Life is about constantly trying to find an equilibriun

“Sometimes I wonder if perhaps I am a slightly ridiculous person or an anachronism”, Marina Sturdza said to me at the end of a long interview. A question that depicts a curious insecurity for such an accomplished woman – internationally renowned journalist, vice-president of a famous fashion house, UNICEF executive, organizer of major international investment summits, patron and host of charity balls that have raised millions of euros for Romanian children and cancer patients. But Marina Sturdza’s concern is justified by the fact that she has chosen to swim against the tide, in a world where everyone chases money, fame or power. A princess by birth, she has earned respect by virtue of her hard work and discretion, and has earned a reputation that is entirely ridicule proof. Not just princess, but Lady Marina Sturdza.

What would be the definition of a good interview?

Discovering and revealing something that hasn’t already been analyzed a thousand times, allowing the subject to express something that is a personal passion. When, after the article appears, the subject tells me “That’s accurate, that’s me”. I don’t like the type of journalism where you try to trap people; I prefer the exact opposite: to allow my subjects to express themselves, to try to motivate them to explore new themes.

Any good interviews you remember?

I particularly remember some with Karl Lagerfeld. He is a designer, but a passionate, erudite man in all domains, he has a labyrinthine mind, extremely well informed, a real Renassaince man. Sometimes, the best interview is not when we meet for the first time, but the second or third. I often did different interviews with the same person, for different magazines. That’s how we established a more profound dialogue and a level of trust. I always tried to establish a relationship and to show true interest in my subject. I find it incredibly careless when someone comes to interview me and he or she didn’t even bother to look up the topic we are discussing.

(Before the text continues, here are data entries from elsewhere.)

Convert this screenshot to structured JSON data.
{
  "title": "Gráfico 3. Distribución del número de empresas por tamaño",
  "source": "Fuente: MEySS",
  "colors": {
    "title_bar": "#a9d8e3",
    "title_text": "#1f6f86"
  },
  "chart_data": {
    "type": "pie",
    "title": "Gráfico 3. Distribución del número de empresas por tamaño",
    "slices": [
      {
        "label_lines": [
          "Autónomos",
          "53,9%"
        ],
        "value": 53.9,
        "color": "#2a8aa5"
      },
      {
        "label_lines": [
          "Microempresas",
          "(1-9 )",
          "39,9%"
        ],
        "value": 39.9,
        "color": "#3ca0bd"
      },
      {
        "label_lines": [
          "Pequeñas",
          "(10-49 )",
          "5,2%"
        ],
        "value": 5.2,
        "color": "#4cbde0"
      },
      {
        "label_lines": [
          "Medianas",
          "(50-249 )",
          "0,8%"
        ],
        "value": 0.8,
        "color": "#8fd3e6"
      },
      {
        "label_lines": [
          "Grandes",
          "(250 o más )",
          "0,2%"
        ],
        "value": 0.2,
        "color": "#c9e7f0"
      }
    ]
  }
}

So, what did you get from Lagerfeld?

He is a person with a great sense of humor and I got some interesting reactions and emotions. Behind the intellectual armour he wears, he’s a man of tremendous intelligence and sensitivity but whose feelings can be hurt too. It was a particular occasion when he was very upset and refused to talk to anyone else, but accepted to talk to me for an interview. His anger was justified: it had been a kind of Oscar ceremony for fashion had taken place, a complete commercial farce, and he felt ill-used. He was right to feel so. Another interview I particularly remember also comes from the world of fashion. It was an interview with Giorgio Armani, when his life partner had passed away and I was in Milan with a television crew. It had been scheduled for months, but then his partner died and he refused to give any interviews. I asked his personal assistant if I could speak to him myself. Knowing that I had brought an entire team, at great expense, she said “Yes”. Armani consented to do the program, which surprised everyone. It was very interesting because nobody was talking to him about the single most important thing in his life: the death of his best friend, his life and business partner; they were all completely avoiding the subject. And so he and I talked about it, camera rolling, and I could see the PR in the back saying “Cut! Cut! Cut!”, but he wanted to talk, so we continued the interview that lasted a very long time. A few weeks later they contacted me, asking for the film. I sent them the very short fragment which we had cut for a Canadian television channel, judging that there were many personal issues and that much of it had been a private conversation; I also sent them the entire un-cut film. They thanked me, and that was it. I believe a journalist has the responsibility to respect certain limits and not disclose information that is really confidential.

Isn’t it a violation of the rule that says that the main duty of a journalist is to serve the reader’s interest?

No. Some things are truly personal and they don’t serve anyone’s interest. Being a public person doesn’t mean that absolutely everything about you must be public. You still have the right to some privacy. It may be an old journalistic principle, but it is still useful. It is called “Roosevelt’s wheelchair”. You never saw his atrophied legs. You knew he was paralysed, you had pictures of him in his wheelchair, usually his torso, but you never saw the legs.

You still had the camera running with Giorgio Armani. Was he aware of this?

Of course he knew. He knew perfectly well, but he ignored it.

And he talked? He did. He was fully aware of what was happening.

You would have been covered if the whole interview had been broadcasted.

Yes, but I would have never done that.

Why not? Wouldn’t it have been a journalistic hit?